Apesar do entusiasmo, o acordo também enfrenta críticas e desafios:

  • Implementação técnica: alinhar metodologias de avaliação de segurança entre duas nações com ecossistemas tecnológicos distintos não é tarefa trivial. Questões como quais métricas usar, definições de risco aceitável, como tratar modelos proprietários vs. de código aberto, etc., exigem muita negociação.

  • Transparência vs. segredo comercial: empresas de IA podem relutar em compartilhar dados, modelos ou práticas que consideram sensíveis ou estratégicas, o que pode limitar a profundidade da colaboração.

  • Regulação global: embora o acordo seja bilateral, muitos riscos de IA são transnacionais — deepfakes, desinformação, manipulação, uso militar — e exigem acordos mais amplos ou regras internacionais com força legal. O Reino Unido e os EUA têm participado de iniciativas nesse sentido, mas não sem divergências.

  • Velocidade da inovação contra lentidão das políticas: as empresas de IA avançam rápidamente, em ritmo que frequentemente supera a capacidade de regulação ou de normas formais. Há risco de que a legislação ou os acordos de segurança fiquem defasados.

Repercussão política

Políticamente, o acordo reflete uma convergência de interesses em segurança nacional e competitividade tecnológica. Os governos reconhecem que IA não é só uma questão de inovação econômica, mas de soberania digital, de influência global, de capacidade de mitigar riscos — inclusive de segurança.

No Reino Unido, o governo liderado por Keir Starmer tem enfatizado a necessidade de equilibrar o desenvolvimento tecnológico com valores éticos e salvaguardas de segurança.

Nos Estados Unidos, as autoridades — da Casa Branca ao Congresso — têm sido pressionadas para criar regulações mais claras para IA, assegurando que empresas não ajam de forma irresponsável, preservando privacidade, direitos humanos e evitando abusos. A cooperação com o Reino Unido pode oferecer credibilidade internacional e um modelo de referencial para medidas regulatórias.

Possíveis desdobramentos

A longo prazo, esse acordo pode gerar:

  • Normas conjuntas e frameworks avaliativos que se tornem referência internacional.

  • Pressão para que outras economias — União Europeia, Índia, Brasil, países asiáticos — se alinhem ou criem acordos similares.

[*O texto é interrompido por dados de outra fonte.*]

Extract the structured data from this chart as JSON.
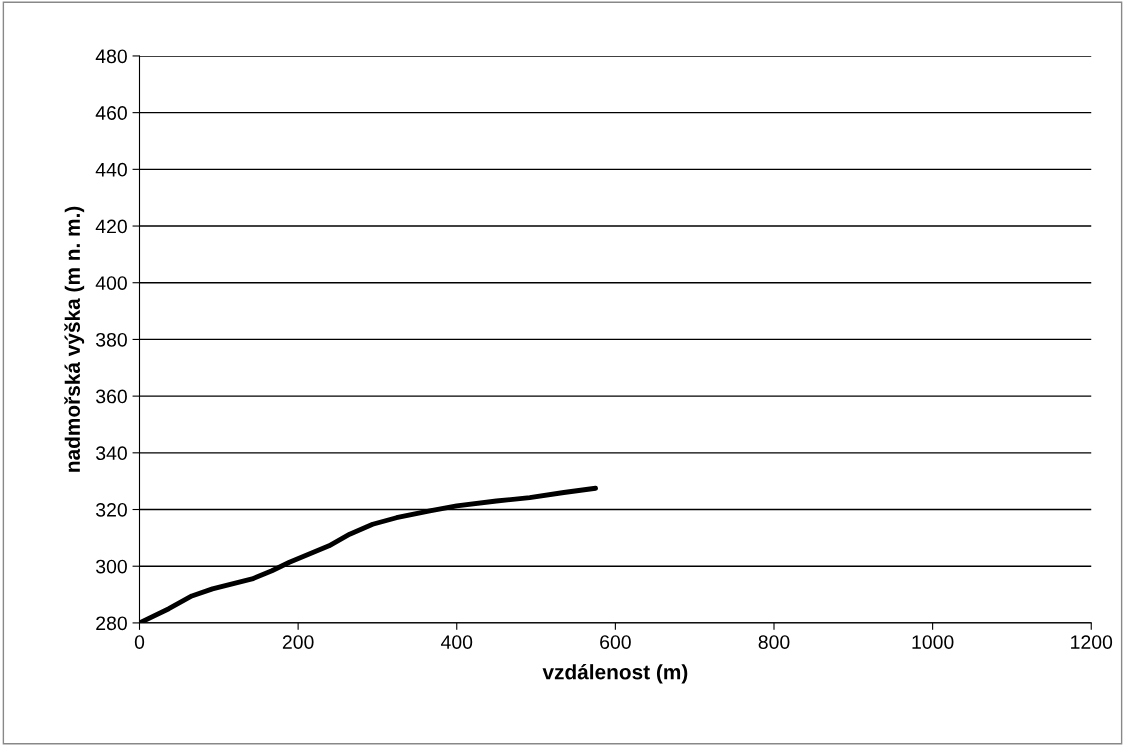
{
  "chart_data": {
    "type": "line",
    "xlabel": "vzdálenost (m)",
    "ylabel": "nadmořská výška (m n. m.)",
    "x": [
      0,
      37,
      66,
      92,
      142,
      167,
      189,
      239,
      265,
      294,
      324,
      366,
      400,
      450,
      492,
      535,
      575
    ],
    "series": [
      {
        "color": "#000000",
        "values": [
          280,
          285,
          289.5,
          292,
          295.5,
          298.4,
          301.4,
          307.2,
          311.3,
          314.8,
          317.1,
          319.5,
          321.3,
          323,
          324.2,
          326,
          327.5
        ]
      }
    ],
    "xlim": [
      0,
      1200
    ],
    "xticks": [
      0,
      200,
      400,
      600,
      800,
      1000,
      1200
    ],
    "ylim": [
      280,
      480
    ],
    "yticks": [
      280,
      300,
      320,
      340,
      360,
      380,
      400,
      420,
      440,
      460,
      480
    ],
    "grid": "y",
    "marker": "none",
    "line_style": "solid"
  }
}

  • Desenvolvimento de regulamentações nacionais que incorporem os termos desse pacto como requisitos formais para comercialização ou uso seguro de IA.

  • Aumento do escrutínio público, da academia e da sociedade civil sobre os usos de IA, e maior exigência de responsabilidade pelas empresas desenvolvedoras.

  • Potenciais tensões diplomáticas ou econômicas caso essas normas afetem competitividade ou acesso ao mercado por empresas estrangeiras que não participem ou não compartilhem os mesmos padrões de segurança.